La force probante du bulletin de salaire électronique

Parmi les mesures visant à moderniser l’Etat, le bulletin de paie dématérialisé pourrait conduire à des exigences en matière de sécurité bien plus grande qu’avec le papier.

Parmi les 45 mesures du projet de loi de modernisation de l'Etat et de  "simplification de la vie des Français" présenté en Conseil des ministre le 12 juillet 2006 par François Copé, ministre délégué au budget et à la Réforme de l'Etat, figure l'envoi du bulletin de paie au salarié par voie électronique (article 8 du projet de loi).

Ainsi, sous réserve de l'accord du salarié, l'employeur pourra lui remettre son bulletin de paie sous forme électronique. Plus de 200 millions de documents sont concernés par cette mesure qui permettrait une économie potentielle de 190 millions d'euros selon François Copé.

Un tel dispositif permettrait de recevoir plus rapidement les fiches de paie et d'en obtenir un double en cas de problème. En effet, le site mon.service-public.fr mettrait à la disposition de chaque français un "coffre-fort virtuel", autrement dit un espace de stockage en ligne permettant de conserver l'ensemble des documents officiels dématérialisés (livret de famille, compte bancaire, bulletin de salaire...).
 
Se pose toutefois la question de la force probante de la fiche de paie dématérialisée. En effet, comme le souligne le député Thierry Mariani, "la circulaire du 17 juillet 1947 dispose que ne peuvent être acceptés les procédés dont l'utilisation présente des risques d'effacement et expose les salariés au risque de se voir contester les droits qu'ils auraient qu'ils auraient à faire valoir en présentant un bulletin de paie".

Dans la réponse ministérielle n. 111648 du 16 janvier 2007, le Ministre délégué au budget et à la réforme de l'Etat a confirmé, avec le soutien du Gouvernement, que la dématérialisation du bulletin de paie n'aura pas pour effet de lui faire perdre son caractère de pièce justificative.

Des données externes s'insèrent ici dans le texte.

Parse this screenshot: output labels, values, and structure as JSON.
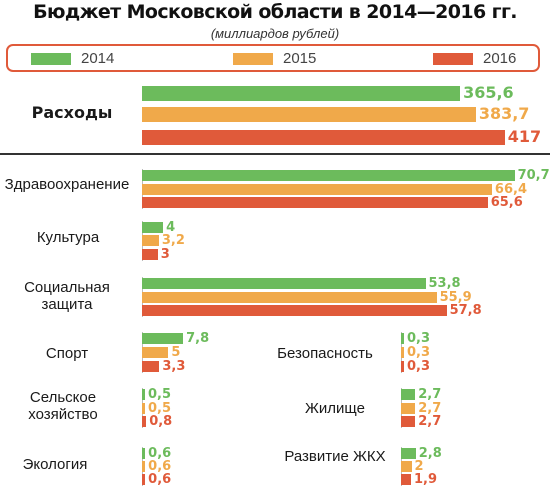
{
  "title": "Бюджет Московской области в 2014—2016 гг.",
  "subtitle": "(миллиардов рублей)",
  "colors": {
    "2014": "#6cbb5c",
    "2015": "#f0a94a",
    "2016": "#e05a3a",
    "frame": "#e05a3a"
  },
  "chart_data": {
    "type": "bar",
    "orientation": "horizontal",
    "title": "Бюджет Московской области в 2014—2016 гг.",
    "subtitle": "(миллиардов рублей)",
    "legend": [
      "2014",
      "2015",
      "2016"
    ],
    "legend_position": "top",
    "series": [
      {
        "name": "2014",
        "color": "#6cbb5c"
      },
      {
        "name": "2015",
        "color": "#f0a94a"
      },
      {
        "name": "2016",
        "color": "#e05a3a"
      }
    ],
    "groups": [
      {
        "label": "Расходы",
        "values": [
          365.6,
          383.7,
          417
        ],
        "labels": [
          "365,6",
          "383,7",
          "417"
        ]
      },
      {
        "label": "Здравоохранение",
        "values": [
          70.7,
          66.4,
          65.6
        ],
        "labels": [
          "70,7",
          "66,4",
          "65,6"
        ]
      },
      {
        "label": "Культура",
        "values": [
          4,
          3.2,
          3
        ],
        "labels": [
          "4",
          "3,2",
          "3"
        ]
      },
      {
        "label": "Социальная защита",
        "values": [
          53.8,
          55.9,
          57.8
        ],
        "labels": [
          "53,8",
          "55,9",
          "57,8"
        ]
      },
      {
        "label": "Спорт",
        "values": [
          7.8,
          5,
          3.3
        ],
        "labels": [
          "7,8",
          "5",
          "3,3"
        ]
      },
      {
        "label": "Сельское хозяйство",
        "values": [
          0.5,
          0.5,
          0.8
        ],
        "labels": [
          "0,5",
          "0,5",
          "0,8"
        ]
      },
      {
        "label": "Экология",
        "values": [
          0.6,
          0.6,
          0.6
        ],
        "labels": [
          "0,6",
          "0,6",
          "0,6"
        ]
      },
      {
        "label": "Безопасность",
        "values": [
          0.3,
          0.3,
          0.3
        ],
        "labels": [
          "0,3",
          "0,3",
          "0,3"
        ]
      },
      {
        "label": "Жилище",
        "values": [
          2.7,
          2.7,
          2.7
        ],
        "labels": [
          "2,7",
          "2,7",
          "2,7"
        ]
      },
      {
        "label": "Развитие ЖКХ",
        "values": [
          2.8,
          2,
          1.9
        ],
        "labels": [
          "2,8",
          "2",
          "1,9"
        ]
      }
    ]
  }
}
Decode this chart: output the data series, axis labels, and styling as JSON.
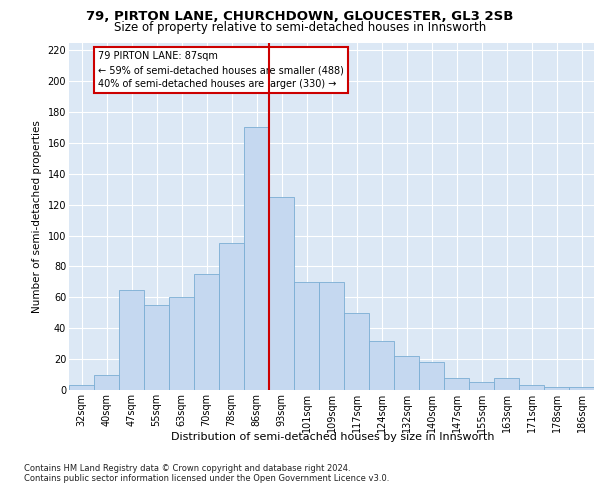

En effet, juridiquement, depuis la loi du 13 mars 2000 portant adaptation du droit de la preuve aux technologies de l'information et relative à la signature électronique et comme dispose l'article 1316-1 du Code civil "l'écrit sous forme électronique est admis en preuve au même titre que l'écrit sur support papier, sous réserve que puisse être dûment identifiée la personne dont il émane et qu'il soit établi et conservé dans des conditions de nature à en garantir l'intégrité".

En outre, les bulletins de paie électroniques sont soumis à l'article 34 de la loi "Informatique et Libertés" du 6 janvier 1978, qui impose au responsable du traitement  (autrement dit dans ce cas à l'entreprise émettrice du bulletin de paie) de "prendre toutes les précautions utiles pour préserver la sécurité des données, et empêcher qu'elles soient déformées, endommagées, ou que des tiers non autorisés y aient accès".

On peut par conséquent noter que finalement la dématérialisation du bulletin de paie conduit à des exigences en matière de sécurité bien plus grande qu'avec le papier. Les falsifications deviennent donc plus compliquées et sont plus facilement détectables avec des formules électroniques non modifiables qu'avec la version papier classique.